Aye, Freeport was an amazing place. Here beggars huddled in every
corner, necromancers held secretive meetings in the dim corners of inns
- and a deadly dog known only as “Scraps” terrorised the townsfolk so badly
that a wise citizen seldom ventured out after dark without a choice cut
of meat to throw down at the slightest bark or snarl.
Not only that, but Freeport, she soon learnt, was a divided city.
Between North and South a troop of Militiamen in borrowed armour stood
glaring at a finely attired troop of Temple Guards who glared back.
Belonging to the Militia was a dangerous job. Not only were you
required to guard the city gates, the port in the East and the large expanse
of Commons to the West but you also had to keep a constant watch for questing
knights. These men, inflamed by the Temple of Marr, might pull down
and slay you without a moment’s warning!
The Militia, Daneni learned, were in the pay of her new employers.
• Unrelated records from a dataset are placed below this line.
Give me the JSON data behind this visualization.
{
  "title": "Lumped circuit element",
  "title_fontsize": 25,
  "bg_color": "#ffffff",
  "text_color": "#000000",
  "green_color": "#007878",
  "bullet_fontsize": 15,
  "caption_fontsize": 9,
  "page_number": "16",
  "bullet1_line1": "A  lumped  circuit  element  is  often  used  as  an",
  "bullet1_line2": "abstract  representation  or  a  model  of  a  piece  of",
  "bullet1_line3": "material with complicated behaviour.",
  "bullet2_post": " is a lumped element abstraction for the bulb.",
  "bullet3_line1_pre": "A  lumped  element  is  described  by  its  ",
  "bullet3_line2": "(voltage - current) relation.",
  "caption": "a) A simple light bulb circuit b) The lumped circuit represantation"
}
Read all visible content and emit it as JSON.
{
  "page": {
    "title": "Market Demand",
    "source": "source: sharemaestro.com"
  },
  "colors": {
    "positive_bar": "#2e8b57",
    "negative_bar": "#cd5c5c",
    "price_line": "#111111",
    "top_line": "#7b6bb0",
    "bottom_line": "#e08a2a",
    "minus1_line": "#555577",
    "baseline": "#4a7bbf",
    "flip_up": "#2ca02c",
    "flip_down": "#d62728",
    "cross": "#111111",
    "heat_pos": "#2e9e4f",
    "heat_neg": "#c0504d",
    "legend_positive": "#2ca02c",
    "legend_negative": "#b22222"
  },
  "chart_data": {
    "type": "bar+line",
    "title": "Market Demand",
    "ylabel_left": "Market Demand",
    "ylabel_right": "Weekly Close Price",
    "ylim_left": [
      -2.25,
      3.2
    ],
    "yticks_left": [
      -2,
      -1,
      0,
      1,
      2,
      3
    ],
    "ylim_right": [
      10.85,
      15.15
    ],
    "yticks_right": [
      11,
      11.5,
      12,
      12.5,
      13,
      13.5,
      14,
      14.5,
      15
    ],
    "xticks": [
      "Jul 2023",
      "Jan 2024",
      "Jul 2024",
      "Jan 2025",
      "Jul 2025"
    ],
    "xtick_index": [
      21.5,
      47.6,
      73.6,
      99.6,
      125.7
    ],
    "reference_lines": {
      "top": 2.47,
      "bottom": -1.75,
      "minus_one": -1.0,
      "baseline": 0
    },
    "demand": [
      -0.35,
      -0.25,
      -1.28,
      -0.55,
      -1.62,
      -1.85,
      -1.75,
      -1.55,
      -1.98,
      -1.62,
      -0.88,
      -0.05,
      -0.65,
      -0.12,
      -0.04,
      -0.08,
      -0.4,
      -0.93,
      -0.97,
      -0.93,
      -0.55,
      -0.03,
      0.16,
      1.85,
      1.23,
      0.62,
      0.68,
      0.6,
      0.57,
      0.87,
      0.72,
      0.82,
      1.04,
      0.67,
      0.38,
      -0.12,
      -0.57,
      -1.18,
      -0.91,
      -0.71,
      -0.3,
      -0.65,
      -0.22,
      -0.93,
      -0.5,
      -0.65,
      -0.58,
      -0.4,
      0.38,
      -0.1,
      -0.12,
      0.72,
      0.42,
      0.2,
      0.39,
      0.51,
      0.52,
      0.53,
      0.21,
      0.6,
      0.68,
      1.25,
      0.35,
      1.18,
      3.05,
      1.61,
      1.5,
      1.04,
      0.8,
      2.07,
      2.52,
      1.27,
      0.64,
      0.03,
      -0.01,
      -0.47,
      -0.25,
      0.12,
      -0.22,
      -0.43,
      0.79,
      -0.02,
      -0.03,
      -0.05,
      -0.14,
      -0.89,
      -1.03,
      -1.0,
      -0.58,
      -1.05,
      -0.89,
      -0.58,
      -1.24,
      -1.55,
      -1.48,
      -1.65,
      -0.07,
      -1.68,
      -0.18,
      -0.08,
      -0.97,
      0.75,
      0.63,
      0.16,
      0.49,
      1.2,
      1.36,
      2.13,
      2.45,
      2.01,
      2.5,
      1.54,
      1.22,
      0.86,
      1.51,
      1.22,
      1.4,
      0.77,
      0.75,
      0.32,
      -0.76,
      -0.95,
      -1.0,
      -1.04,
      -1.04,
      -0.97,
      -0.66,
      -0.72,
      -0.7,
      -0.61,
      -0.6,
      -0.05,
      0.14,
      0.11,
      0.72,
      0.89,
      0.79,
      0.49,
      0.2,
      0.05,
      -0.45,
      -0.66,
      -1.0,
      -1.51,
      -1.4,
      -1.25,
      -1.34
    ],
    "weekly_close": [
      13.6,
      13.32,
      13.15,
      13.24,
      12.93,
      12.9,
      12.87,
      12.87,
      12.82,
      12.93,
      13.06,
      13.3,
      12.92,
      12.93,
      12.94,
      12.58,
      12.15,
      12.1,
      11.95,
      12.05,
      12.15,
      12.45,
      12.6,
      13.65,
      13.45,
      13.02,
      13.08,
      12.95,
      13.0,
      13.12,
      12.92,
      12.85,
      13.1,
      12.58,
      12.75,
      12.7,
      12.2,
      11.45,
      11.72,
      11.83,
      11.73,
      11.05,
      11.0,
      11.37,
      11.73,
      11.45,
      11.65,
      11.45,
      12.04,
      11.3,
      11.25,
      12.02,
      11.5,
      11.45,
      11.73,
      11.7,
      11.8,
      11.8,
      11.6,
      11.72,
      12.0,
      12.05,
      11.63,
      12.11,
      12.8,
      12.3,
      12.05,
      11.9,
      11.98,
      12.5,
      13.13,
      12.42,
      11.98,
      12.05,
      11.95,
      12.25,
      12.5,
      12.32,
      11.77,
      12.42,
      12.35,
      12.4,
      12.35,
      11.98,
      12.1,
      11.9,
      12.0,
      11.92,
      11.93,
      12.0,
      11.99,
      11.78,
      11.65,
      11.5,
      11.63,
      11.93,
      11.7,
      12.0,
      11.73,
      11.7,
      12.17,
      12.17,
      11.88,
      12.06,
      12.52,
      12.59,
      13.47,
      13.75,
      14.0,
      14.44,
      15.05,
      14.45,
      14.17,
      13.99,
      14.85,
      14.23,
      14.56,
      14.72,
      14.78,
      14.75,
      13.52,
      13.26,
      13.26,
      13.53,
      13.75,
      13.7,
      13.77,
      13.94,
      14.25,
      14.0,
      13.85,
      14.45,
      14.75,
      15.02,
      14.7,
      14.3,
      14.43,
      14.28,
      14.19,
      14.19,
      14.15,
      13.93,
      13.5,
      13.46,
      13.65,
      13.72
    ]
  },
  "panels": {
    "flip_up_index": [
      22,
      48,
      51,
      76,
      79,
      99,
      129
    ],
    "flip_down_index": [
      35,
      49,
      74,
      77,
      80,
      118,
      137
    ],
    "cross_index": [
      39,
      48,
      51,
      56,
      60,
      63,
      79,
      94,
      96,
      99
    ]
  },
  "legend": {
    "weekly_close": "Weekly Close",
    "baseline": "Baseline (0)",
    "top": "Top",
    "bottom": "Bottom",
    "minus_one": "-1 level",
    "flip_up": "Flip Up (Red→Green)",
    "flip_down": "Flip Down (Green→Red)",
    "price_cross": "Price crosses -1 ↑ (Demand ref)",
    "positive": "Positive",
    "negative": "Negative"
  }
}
And her new employers – who dominated the underworld and held a stranglehold
on trade – were themselves in the pay of the Teir’Dal. Small wonder
the Marr Temple so despised them. But there was something else to
add to the mess. The Militia were led by Sir Lucian – a fallen knight,
formerly in the service of the Temple himself.
It was all rather interesting to anyone versed in the intricacies
of politics. The daughter of Antonius Bayle was certainly one.